16 délibérations, donc peu de sujets à l’ordre du jour (très centré sur Sartrouville). Un ton un peu goguenard de certains des élus de la majorité vis-à-vis de l’opposition avec quelques caricatures à la clef : nous avons relevé sans vouloir polémiquer car la qualité des débats n’en sort pas grandie !
Nous avons voté pour plusieurs sujets qui vont dans le bon sens pour les habitants et la planète :
- Le développement d’un nouveau réseau de chaleur (Sartrouville) par géothermie profonde,
- Le soutien à la pratique du vélo par le financement d’arceaux etc.,
- Des aides aux travaux d’économie d’énergie dans les logements et pour lutter contre l’habitat indigne, tout en regrettant que les moyens soient trop faibles par rapport aux besoins, idem pour un nouveau « pacte territorial » entre les départements et notre intercommunalité pour un « service public de l’habitat »,
- Des subventions aux associations opérant dans le secteur du logement mais également du développement économique,
Nous avons d’ailleurs questionné sur le projet de géothermie pour avoir une première idée du potentiel, de la rentabilité et des risques associés. Nous nous réjouissons du succès de ces projets d’énergies renouvelables et des précisions obtenues comme pour la biomasse à Saint-Germain-en-Laye où une 2e tranche de raccordement est envisagée pour les équipements publics (lycées, mairie, château outre les résidences de logement social).

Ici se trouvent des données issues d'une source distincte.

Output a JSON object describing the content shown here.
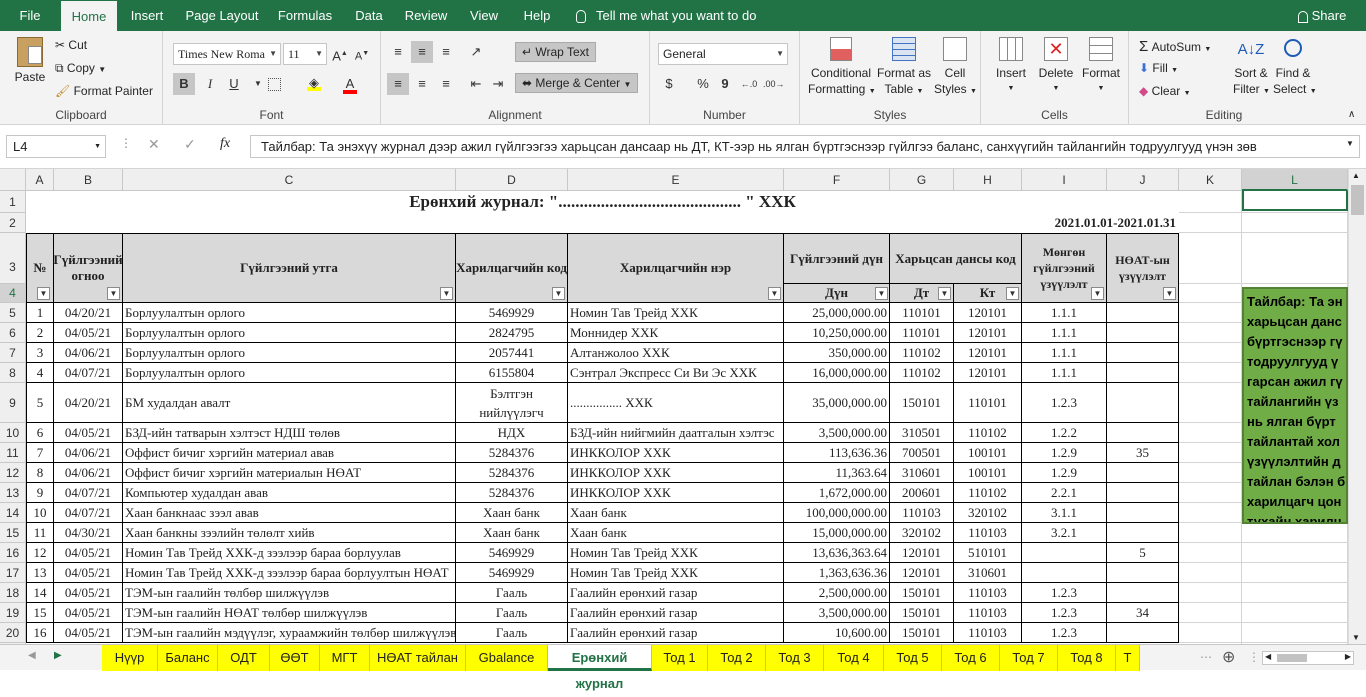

Le projet de géothermie profonde délibéré ce soir contribue à la mise en mouvement de tous les acteurs, y compris en géothermie superficielle, face aux incertitudes sur l’approvisionnement et le coût des énergies plus classiques (et, nous ajoutons, à l’impact environnemental d’une large partie d’entre elles).
Nous nous sommes abstenus sur plusieurs sujets soit parce qu’ils sont très techniques, soit parce qu’ils traduisent peu ambitieux etc. : tarifs 2025 « eau / assainissement », refacturations budgétaires et les taux de TEOM 2025 (ordures ménagères).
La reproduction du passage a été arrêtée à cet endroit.